Chegaram a chamar-lhe «Campo dos Bravos»

"O Seixal é, hoje, também uma casa do Benfica. Mas, por duas vezes, aí foi jogar como visitante para o Campeonato - duas vitórias. E, na segunda, havia na baliza seixalense um rapaz chamado José Henrique que sofreu dois golos de Eusébio.

Gosto do Seixal: é uma terra bonita cheia de Tejo. Gosto do velho Seixal Futebol Clube e do estádio do Bravo onde vi tantos jogos e no qual joguei tantas vezes. É pena que o Seixal tenha deixado de surgir nos fins-de-semana da gente, desaparecido nas divisões que não merecem mais do que páginas confusas nos fundos dos jornais desportivos.
O Seixal passou, de há uns anos a esta parte, a ser outra das casas do Benfica. Ou melhor, a casa do Benfica fora da Luz. O estádio do Bravo foi comprado à autarquia e servirá, no futuro, segundo tudo indica, para a disputa dos jogos do Benfica B.

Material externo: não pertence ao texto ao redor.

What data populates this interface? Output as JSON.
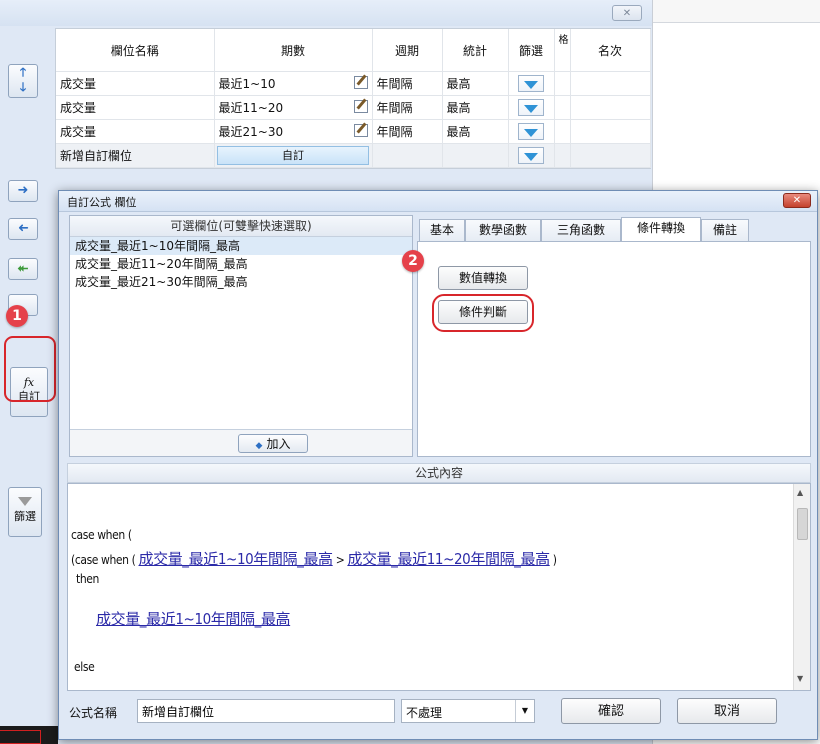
{
  "grid": {
    "headers": [
      "欄位名稱",
      "期數",
      "週期",
      "統計",
      "篩選",
      "格",
      "名次"
    ],
    "rows": [
      {
        "name": "成交量",
        "period": "最近1~10",
        "cycle": "年間隔",
        "stat": "最高"
      },
      {
        "name": "成交量",
        "period": "最近11~20",
        "cycle": "年間隔",
        "stat": "最高"
      },
      {
        "name": "成交量",
        "period": "最近21~30",
        "cycle": "年間隔",
        "stat": "最高"
      }
    ],
    "new_row": {
      "name": "新增自訂欄位",
      "custom_label": "自訂"
    }
  },
  "toolbar": {
    "fx_symbol": "fx",
    "custom_label": "自訂",
    "filter_label": "篩選"
  },
  "badges": {
    "one": "1",
    "two": "2"
  },
  "dialog": {
    "title": "自訂公式 欄位",
    "close_symbol": "✕",
    "available_header": "可選欄位(可雙擊快速選取)",
    "available_items": [
      "成交量_最近1~10年間隔_最高",
      "成交量_最近11~20年間隔_最高",
      "成交量_最近21~30年間隔_最高"
    ],
    "add_label": "加入",
    "tabs": [
      "基本",
      "數學函數",
      "三角函數",
      "條件轉換",
      "備註"
    ],
    "active_tab": "條件轉換",
    "btn_value_convert": "數值轉換",
    "btn_condition": "條件判斷",
    "formula_header": "公式內容",
    "formula": {
      "line1": "case when (",
      "line2_prefix": "(case when (",
      "line2_a": "成交量_最近1~10年間隔_最高",
      "line2_op": ">",
      "line2_b": "成交量_最近11~20年間隔_最高",
      "line2_suffix": ")",
      "line3": "then",
      "line4": "成交量_最近1~10年間隔_最高",
      "line5": "else"
    },
    "formula_name_label": "公式名稱",
    "formula_name_value": "新增自訂欄位",
    "select_value": "不處理",
    "confirm_label": "確認",
    "cancel_label": "取消"
  },
  "colors": {
    "accent": "#2d6fc4",
    "highlight": "#d8262b",
    "link": "#2b2aa8"
  }
}
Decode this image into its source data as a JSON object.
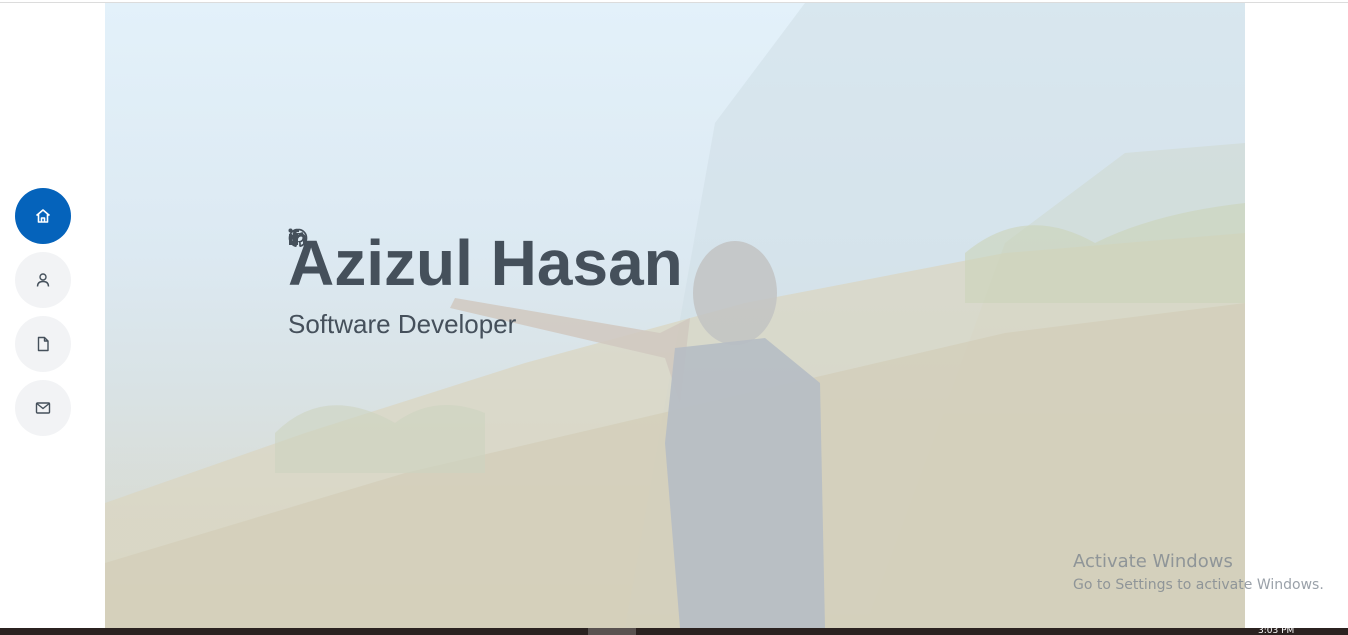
{
  "hero": {
    "name": "Azizul Hasan",
    "subtitle": "Software Developer",
    "social": [
      {
        "icon": "facebook-icon",
        "glyph": "f"
      },
      {
        "icon": "linkedin-icon",
        "glyph": "in"
      },
      {
        "icon": "github-icon",
        "glyph": ""
      },
      {
        "icon": "facebook-icon",
        "glyph": "f"
      }
    ]
  },
  "nav": {
    "items": [
      {
        "icon": "home-icon",
        "active": true
      },
      {
        "icon": "person-icon",
        "active": false
      },
      {
        "icon": "file-icon",
        "active": false
      },
      {
        "icon": "envelope-icon",
        "active": false
      }
    ]
  },
  "watermark": {
    "title": "Activate Windows",
    "subtitle": "Go to Settings to activate Windows."
  },
  "taskbar": {
    "clock": "3:03 PM"
  },
  "colors": {
    "accent": "#0563bb",
    "text": "#45505b",
    "nav_bg": "#f2f3f5"
  }
}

E era aqui que eu queria chegar.
Às vezes em que o Benfica visitou o estádio do Bravo, como forasteiro, que não foram tantas quanto isso, bem pelo contrário, apenas duas.
Uma vez escrevi nestas páginas um artigo sobre um famoso 10-0 aplicado ao Seixal no estádio da Luz.

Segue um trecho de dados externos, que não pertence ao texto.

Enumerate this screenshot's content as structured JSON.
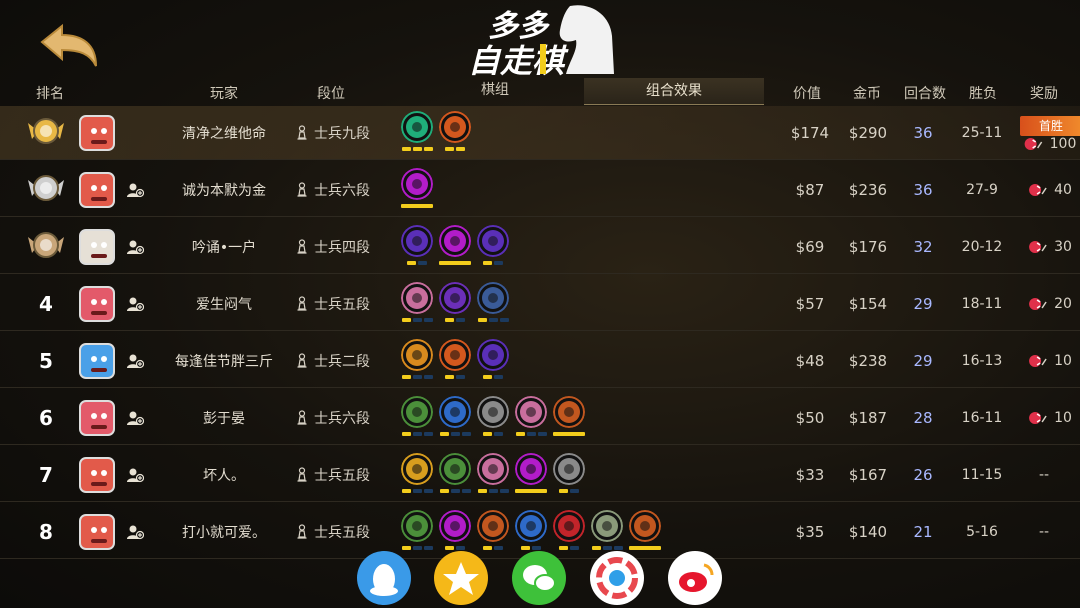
{
  "logo": {
    "line1": "多多",
    "line2": "自走棋"
  },
  "header": {
    "rank": "排名",
    "player": "玩家",
    "tier": "段位",
    "tab_pieces": "棋组",
    "tab_synergy": "组合效果",
    "value": "价值",
    "gold": "金币",
    "rounds": "回合数",
    "win_loss": "胜负",
    "reward": "奖励"
  },
  "first_win_badge": "首胜",
  "rows": [
    {
      "rank": "",
      "name": "清净之维他命",
      "tier": "士兵九段",
      "value": "$174",
      "gold": "$290",
      "rounds": "36",
      "wl": "25-11",
      "reward": "100"
    },
    {
      "rank": "",
      "name": "诚为本默为金",
      "tier": "士兵六段",
      "value": "$87",
      "gold": "$236",
      "rounds": "36",
      "wl": "27-9",
      "reward": "40"
    },
    {
      "rank": "",
      "name": "吟诵•一户",
      "tier": "士兵四段",
      "value": "$69",
      "gold": "$176",
      "rounds": "32",
      "wl": "20-12",
      "reward": "30"
    },
    {
      "rank": "4",
      "name": "爱生闷气",
      "tier": "士兵五段",
      "value": "$57",
      "gold": "$154",
      "rounds": "29",
      "wl": "18-11",
      "reward": "20"
    },
    {
      "rank": "5",
      "name": "每逢佳节胖三斤",
      "tier": "士兵二段",
      "value": "$48",
      "gold": "$238",
      "rounds": "29",
      "wl": "16-13",
      "reward": "10"
    },
    {
      "rank": "6",
      "name": "彭于晏",
      "tier": "士兵六段",
      "value": "$50",
      "gold": "$187",
      "rounds": "28",
      "wl": "16-11",
      "reward": "10"
    },
    {
      "rank": "7",
      "name": "坏人。",
      "tier": "士兵五段",
      "value": "$33",
      "gold": "$167",
      "rounds": "26",
      "wl": "11-15",
      "reward": "--"
    },
    {
      "rank": "8",
      "name": "打小就可爱。",
      "tier": "士兵五段",
      "value": "$35",
      "gold": "$140",
      "rounds": "21",
      "wl": "5-16",
      "reward": "--"
    }
  ],
  "share": [
    "qq-icon",
    "qzone-icon",
    "wechat-icon",
    "moments-icon",
    "weibo-icon"
  ],
  "colors": {
    "accent_gold": "#f3cd1c",
    "rounds_blue": "#a9b8ff",
    "badge_orange": "#e8641f"
  }
}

Pois, desta vez atravessamos o rio.
O Seixal Futebol Clube só esteve na I Divisão em duas épocas, por sinal consecutivas - 1963/64 e 1964/65.

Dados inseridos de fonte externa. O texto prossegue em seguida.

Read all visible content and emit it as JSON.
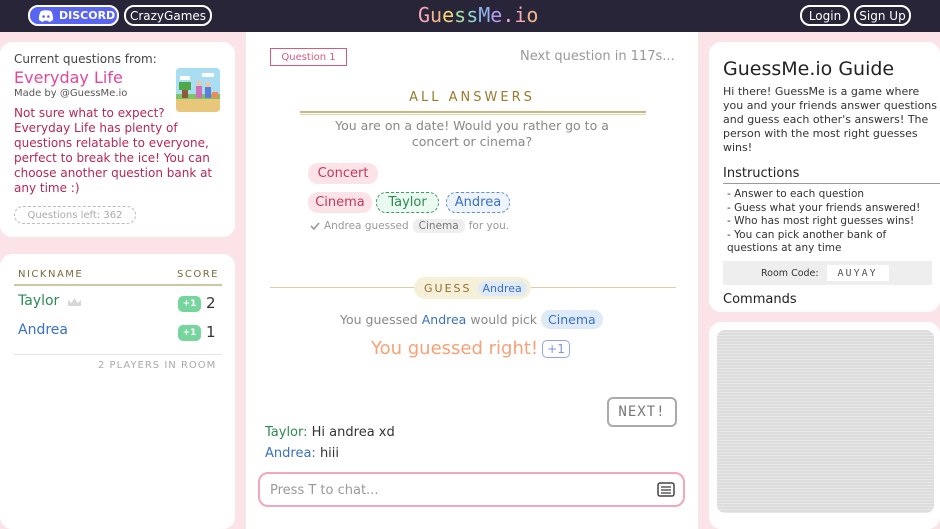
{
  "topbar": {
    "discord_label": "DISCORD",
    "crazy_label": "CrazyGames",
    "logo_letters": [
      "G",
      "u",
      "e",
      "s",
      "s",
      "M",
      "e",
      ".",
      "i",
      "o"
    ],
    "logo_colors": [
      "#f6a9b8",
      "#f3b48c",
      "#f7d57a",
      "#a7e0a3",
      "#8fd4d2",
      "#8fb3ef",
      "#b49cf0",
      "#e9a7e0",
      "#f6a9b8",
      "#f3b48c"
    ],
    "login_label": "Login",
    "signup_label": "Sign Up"
  },
  "current_questions": {
    "from_label": "Current questions from:",
    "name": "Everyday Life",
    "made_by": "Made by @GuessMe.io",
    "description": "Not sure what to expect? Everyday Life has plenty of questions relatable to everyone, perfect to break the ice! You can choose another question bank at any time :)",
    "questions_left": "Questions left: 362"
  },
  "players": {
    "nickname_header": "NICKNAME",
    "score_header": "SCORE",
    "list": [
      {
        "name": "Taylor",
        "badge": "+1",
        "score": "2",
        "color": "#2e8a55"
      },
      {
        "name": "Andrea",
        "badge": "+1",
        "score": "1",
        "color": "#3a6fc6"
      }
    ],
    "room_count": "2 PLAYERS IN ROOM"
  },
  "question": {
    "tag": "Question 1",
    "next_in": "Next question in 117s...",
    "all_answers_title": "ALL ANSWERS",
    "text": "You are on a date! Would you rather go to a concert or cinema?",
    "answers": {
      "concert": "Concert",
      "cinema": "Cinema",
      "taylor": "Taylor",
      "andrea": "Andrea"
    },
    "guessed_note": {
      "who": "Andrea guessed",
      "what": "Cinema",
      "suffix": "for you."
    }
  },
  "guess": {
    "label": "GUESS",
    "name": "Andrea",
    "pre": "You guessed",
    "who": "Andrea",
    "mid": "would pick",
    "pick": "Cinema",
    "result": "You guessed right!",
    "plus": "+1",
    "next_label": "NEXT!"
  },
  "chat": {
    "messages": [
      {
        "name": "Taylor:",
        "text": "Hi andrea xd",
        "color": "#2e8a55"
      },
      {
        "name": "Andrea:",
        "text": "hiii",
        "color": "#3a6fc6"
      }
    ],
    "placeholder": "Press T to chat..."
  },
  "guide": {
    "title": "GuessMe.io Guide",
    "intro": "Hi there! GuessMe is a game where you and your friends answer questions and guess each other's answers! The person with the most right guesses wins!",
    "instructions_title": "Instructions",
    "instructions": [
      "- Answer to each question",
      "- Guess what your friends answered!",
      "- Who has most right guesses wins!",
      "- You can pick another bank of questions at any time"
    ],
    "room_code_label": "Room Code:",
    "room_code": "AUYAY",
    "commands_title": "Commands"
  }
}
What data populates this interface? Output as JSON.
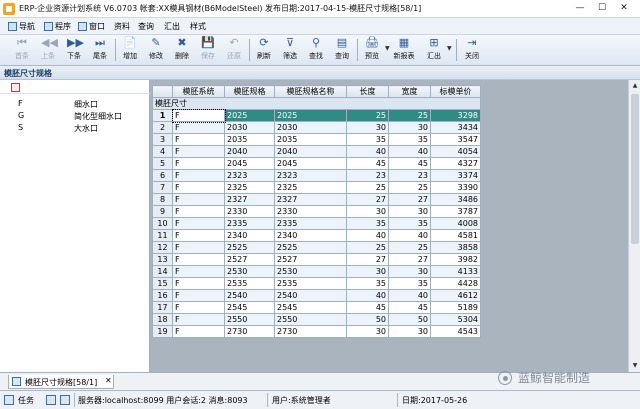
{
  "window": {
    "title": "ERP-企业资源计划系统 V6.0703 帐套:XX模具钢材(B6ModelSteel) 发布日期:2017-04-15-模胚尺寸规格[58/1]",
    "min": "—",
    "max": "☐",
    "close": "✕"
  },
  "menu": [
    {
      "label": "导航",
      "icon": "navigation-icon"
    },
    {
      "label": "程序",
      "icon": "program-icon"
    },
    {
      "label": "窗口",
      "icon": "window-icon"
    },
    {
      "label": "资料"
    },
    {
      "label": "查询"
    },
    {
      "label": "汇出"
    },
    {
      "label": "样式"
    }
  ],
  "toolbar": [
    {
      "label": "首条",
      "glyph": "⏮",
      "enabled": false
    },
    {
      "label": "上条",
      "glyph": "◀◀",
      "enabled": false
    },
    {
      "label": "下条",
      "glyph": "▶▶",
      "enabled": true
    },
    {
      "label": "尾条",
      "glyph": "⏭",
      "enabled": true
    },
    {
      "label": "增加",
      "glyph": "📄",
      "enabled": true
    },
    {
      "label": "修改",
      "glyph": "✎",
      "enabled": true
    },
    {
      "label": "删除",
      "glyph": "✖",
      "enabled": true
    },
    {
      "label": "保存",
      "glyph": "💾",
      "enabled": false
    },
    {
      "label": "还原",
      "glyph": "↶",
      "enabled": false
    },
    {
      "label": "刷新",
      "glyph": "⟳",
      "enabled": true
    },
    {
      "label": "筛选",
      "glyph": "⊽",
      "enabled": true
    },
    {
      "label": "查找",
      "glyph": "⚲",
      "enabled": true
    },
    {
      "label": "查询",
      "glyph": "▤",
      "enabled": true
    },
    {
      "label": "预览",
      "glyph": "🖨",
      "enabled": true
    },
    {
      "label": "新报表",
      "glyph": "▦",
      "enabled": true
    },
    {
      "label": "汇出",
      "glyph": "⊞",
      "enabled": true
    },
    {
      "label": "关闭",
      "glyph": "⇥",
      "enabled": true
    }
  ],
  "section_title": "模胚尺寸规格",
  "left_panel": {
    "items": [
      {
        "code": "F",
        "name": "细水口"
      },
      {
        "code": "G",
        "name": "简化型细水口"
      },
      {
        "code": "S",
        "name": "大水口"
      }
    ]
  },
  "grid": {
    "caption": "模胚尺寸",
    "columns": [
      "模胚系统",
      "模胚规格",
      "模胚规格名称",
      "长度",
      "宽度",
      "标模单价"
    ],
    "rows": [
      [
        "1",
        "F",
        "2025",
        "2025",
        "25",
        "25",
        "3298"
      ],
      [
        "2",
        "F",
        "2030",
        "2030",
        "30",
        "30",
        "3434"
      ],
      [
        "3",
        "F",
        "2035",
        "2035",
        "35",
        "35",
        "3547"
      ],
      [
        "4",
        "F",
        "2040",
        "2040",
        "40",
        "40",
        "4054"
      ],
      [
        "5",
        "F",
        "2045",
        "2045",
        "45",
        "45",
        "4327"
      ],
      [
        "6",
        "F",
        "2323",
        "2323",
        "23",
        "23",
        "3374"
      ],
      [
        "7",
        "F",
        "2325",
        "2325",
        "25",
        "25",
        "3390"
      ],
      [
        "8",
        "F",
        "2327",
        "2327",
        "27",
        "27",
        "3486"
      ],
      [
        "9",
        "F",
        "2330",
        "2330",
        "30",
        "30",
        "3787"
      ],
      [
        "10",
        "F",
        "2335",
        "2335",
        "35",
        "35",
        "4008"
      ],
      [
        "11",
        "F",
        "2340",
        "2340",
        "40",
        "40",
        "4581"
      ],
      [
        "12",
        "F",
        "2525",
        "2525",
        "25",
        "25",
        "3858"
      ],
      [
        "13",
        "F",
        "2527",
        "2527",
        "27",
        "27",
        "3982"
      ],
      [
        "14",
        "F",
        "2530",
        "2530",
        "30",
        "30",
        "4133"
      ],
      [
        "15",
        "F",
        "2535",
        "2535",
        "35",
        "35",
        "4428"
      ],
      [
        "16",
        "F",
        "2540",
        "2540",
        "40",
        "40",
        "4612"
      ],
      [
        "17",
        "F",
        "2545",
        "2545",
        "45",
        "45",
        "5189"
      ],
      [
        "18",
        "F",
        "2550",
        "2550",
        "50",
        "50",
        "5304"
      ],
      [
        "19",
        "F",
        "2730",
        "2730",
        "30",
        "30",
        "4543"
      ]
    ],
    "selected_row": 1
  },
  "tab": {
    "label": "模胚尺寸规格[58/1]",
    "close": "✕"
  },
  "watermark": "蓝鲸智能制造",
  "status": {
    "task": "任务",
    "server": "服务器:localhost:8099 用户会话:2 消息:8093",
    "user": "用户:系统管理者",
    "date": "日期:2017-05-26"
  },
  "colors": {
    "selected_row": "#2e8b85",
    "alt_row": "#edf3fb",
    "grid_bg": "#aab4bf"
  }
}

É sobre elas que vamos falar.
Na sua primeira aventura na divisão principal coube aos seixalenses receberem o Benfica. Campeão Nacional e finalista vencido da Taça dos Campeões (1-2 com o Milan), logo à terceira jornada, no dia 4 de Novembro de 1963. Avance-se de imediato para o resultado, que este texto não exige suspense à moda de Hitchcock: 3-2 para o Benfica. Assim mesmo, apertadinho, de aflitos, num jogo disputado palmo a palmo como não se previa, ainda por cima porque antes dos 20 minutos já os 'encarnados' tinham arrancado um avanço confortável de 2-0, golos de Serafim e Yaúca, praticando um futebol escorreito e límpido como os olhos de Elizabeth Taylor. Simões, Yaúca, José Augusto e Santana lances de entendimento perfeito e tudo parecia tão definitivamente encaminhado que a goleada já pairava na mente dos espectadores encantados.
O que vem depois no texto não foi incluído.